Due to its geological structure, it would actually be more accurate to call it “the land of 7000 hills.”
This tropical highland, with its favorably moderate climate, is one of the most densely populated areas in all of Africa.

The Population

About 11.5 million people inhabit this small country, resulting in a population density of 431 persons per square km. It even tops the Netherlands, Europe’s most densely populated nation. Rwanda is comparable in size to the German federal state Rhineland-Palatinate, but has twice the people.

Every woman bears an average of 5 to 6 children. For this reason the government plans to install a "three-children-policy." More than 40% of the population is younger than 15 years, lowering the nation’s average age to 18.7 years. This makes Rwanda an exceptionally young country. The annual population growth is 2.1%. In comparison, France or England grows at 0.5%.

Since there is almost no local industry, the high population density is one of the country’s major challenges. Numerous refugees, mostly from Congo, place an additional strain on Rwanda.


Rwanda is an agrarian country. Farmers make up around 90% of its workforce. They grow bananas, corn, sweet potatoes, peanuts and cassava – typically for mere subsistence. But the government’s efforts to encourage the cultivation of products for export – such as tea, cotton, sisal, cinchona and especially coffee – have begun to yield results. Considerable progress has been made in stabilizing and reviving the economy. Gross domestic product is increasing at an annual rate of 4 to 5%. Recently natural gas deposits have been discovered that may be some of the largest in the world. The country is, however, still one of the poorest nations in Africa. Rwanda’s main trading partners are the Benelux countries and Germany.

There are also efforts to open the country to tourism. Three national parks contain fascinating flora and fauna, as well as the last remaining mountain gorillas.


From 1884 to 1916, Rwanda and Burundi formed the border of the colony called German East Africa. After the First World War, both countries were transferred to Belgium – first as a League of Nations mandate, and then as a United Nations trust territory in 1946. Rwanda became an independent republic in 1962.

But even before then, the tensions between the majority Hutu and minority Tutsi ethnic groups had long-standing roots. Then in April 1994, a plane crash killed the Presidents of Rwanda and Burundi.
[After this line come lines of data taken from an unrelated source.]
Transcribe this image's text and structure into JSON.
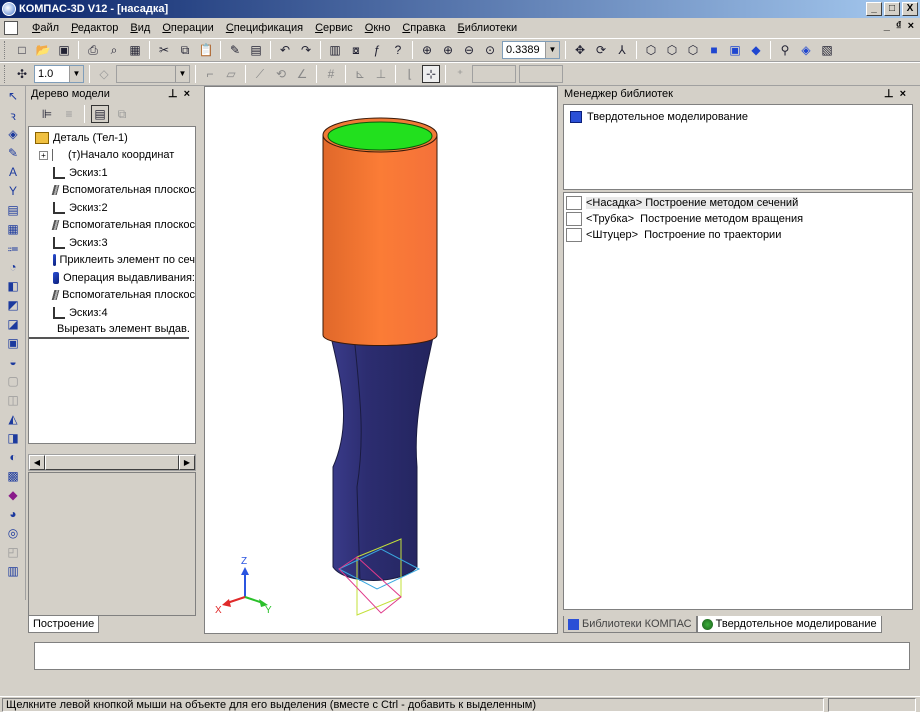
{
  "window": {
    "title": "КОМПАС-3D V12 - [насадка]",
    "minimize": "_",
    "maximize": "□",
    "close": "X",
    "mdi_minimize": "_",
    "mdi_restore": "₫",
    "mdi_close": "×"
  },
  "menu": {
    "items": [
      "Файл",
      "Редактор",
      "Вид",
      "Операции",
      "Спецификация",
      "Сервис",
      "Окно",
      "Справка",
      "Библиотеки"
    ]
  },
  "toolbar1": {
    "zoom_value": "0.3389"
  },
  "toolbar2": {
    "step_value": "1.0"
  },
  "tree_panel": {
    "title": "Дерево модели",
    "pin": "⊥",
    "close": "×",
    "items": [
      {
        "label": "Деталь (Тел-1)",
        "icon": "part-icon"
      },
      {
        "label": "(т)Начало координат",
        "icon": "origin-icon"
      },
      {
        "label": "Эскиз:1",
        "icon": "sketch-icon"
      },
      {
        "label": "Вспомогательная плоскос",
        "icon": "plane-icon"
      },
      {
        "label": "Эскиз:2",
        "icon": "sketch-icon"
      },
      {
        "label": "Вспомогательная плоскос",
        "icon": "plane-icon"
      },
      {
        "label": "Эскиз:3",
        "icon": "sketch-icon"
      },
      {
        "label": "Приклеить элемент по сеч",
        "icon": "loft-icon"
      },
      {
        "label": "Операция выдавливания:",
        "icon": "extrude-icon"
      },
      {
        "label": "Вспомогательная плоскос",
        "icon": "plane-icon"
      },
      {
        "label": "Эскиз:4",
        "icon": "sketch-icon"
      },
      {
        "label": "Вырезать элемент выдав.",
        "icon": "cut-extrude-icon"
      }
    ],
    "tab_label": "Построение"
  },
  "viewport": {
    "axis_x": "X",
    "axis_y": "Y",
    "axis_z": "Z",
    "colors": {
      "top_face": "#22e01e",
      "upper_body": "#fb7c36",
      "lower_body": "#2c2d70"
    }
  },
  "library_panel": {
    "title": "Менеджер библиотек",
    "pin": "⊥",
    "close": "×",
    "root_item": "Твердотельное моделирование",
    "rows": [
      {
        "tag": "<Насадка>",
        "desc": "Построение методом сечений"
      },
      {
        "tag": "<Трубка>",
        "desc": "Построение методом вращения"
      },
      {
        "tag": "<Штуцер>",
        "desc": "Построение по траектории"
      }
    ],
    "tabs": [
      "Библиотеки КОМПАС",
      "Твердотельное моделирование"
    ]
  },
  "status": {
    "hint": "Щелкните левой кнопкой мыши на объекте для его выделения (вместе с Ctrl - добавить к выделенным)"
  }
}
That event provoked, serious upheaval in Rwanda that escalated into a genocide claiming one million people in just 100 days (it began in the capital, Kigali, which lost around 100,000 people in a matter of weeks). It was an absolute unleashing of demonic powers.
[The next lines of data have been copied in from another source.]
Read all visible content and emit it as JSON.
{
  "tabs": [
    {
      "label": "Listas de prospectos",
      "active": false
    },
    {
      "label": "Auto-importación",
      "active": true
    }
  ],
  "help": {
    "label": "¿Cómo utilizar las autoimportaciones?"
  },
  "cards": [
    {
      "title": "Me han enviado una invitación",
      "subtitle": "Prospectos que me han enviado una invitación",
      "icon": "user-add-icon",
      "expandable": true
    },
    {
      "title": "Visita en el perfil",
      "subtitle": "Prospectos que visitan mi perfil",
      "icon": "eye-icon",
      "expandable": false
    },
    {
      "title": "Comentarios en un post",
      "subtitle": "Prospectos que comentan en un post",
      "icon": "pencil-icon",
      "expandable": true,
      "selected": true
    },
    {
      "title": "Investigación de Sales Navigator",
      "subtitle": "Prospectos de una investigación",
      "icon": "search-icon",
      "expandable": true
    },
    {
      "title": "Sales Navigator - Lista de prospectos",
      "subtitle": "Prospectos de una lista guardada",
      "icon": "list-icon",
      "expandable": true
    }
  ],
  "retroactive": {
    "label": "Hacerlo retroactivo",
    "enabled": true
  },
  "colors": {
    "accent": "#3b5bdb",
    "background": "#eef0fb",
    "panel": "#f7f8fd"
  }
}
Over half the population is Catholic, and about 10% is Muslim. As in other parts of Africa, syncretism is widespread. Many still practice indigenous ancestor worship regardless of their religious affiliation. The cult of Ryangombe, for example, is a monotheistic religion with a creator god (Imana) who has an earthly “representative” (Ryangombe). This has been combined with Christian beliefs in an unhealthy mix since the colonial era. Just under one-quarter of the inhabitants are adepts of the ancient nature religions.

Thankfully, since the end of the genocide, Bible-based Christian fellowships and churches have been established and continue to grow. Besides Anglicans, Presbyterians, Methodists and Baptists, these include charismatic fellowships and “revival churches.”

The city of Kigali

The vast city of Kigali is home to just under 1.2 million people. The city was founded in 1907 by the German “Resident,” Richard Kandt, between the valley of the Nyabarongo River and Mounts Jali and Kigali. Today it is Rwanda’s capital, and by far its biggest city. Although Kigali is located just south of the equator, its altitude – between 1,433 meters and 1,645 meters above sea level – gives it a mild climate. The city is located on the Akagera, one of the headstreams of the Nile.

Kigali is one of the safest cities in Africa. Soldiers or police officers are posted at almost every street corner and patrol the streets at night.

The official languages are French and Kinyarwanda, and English is widely understood. The language of business is Swahili.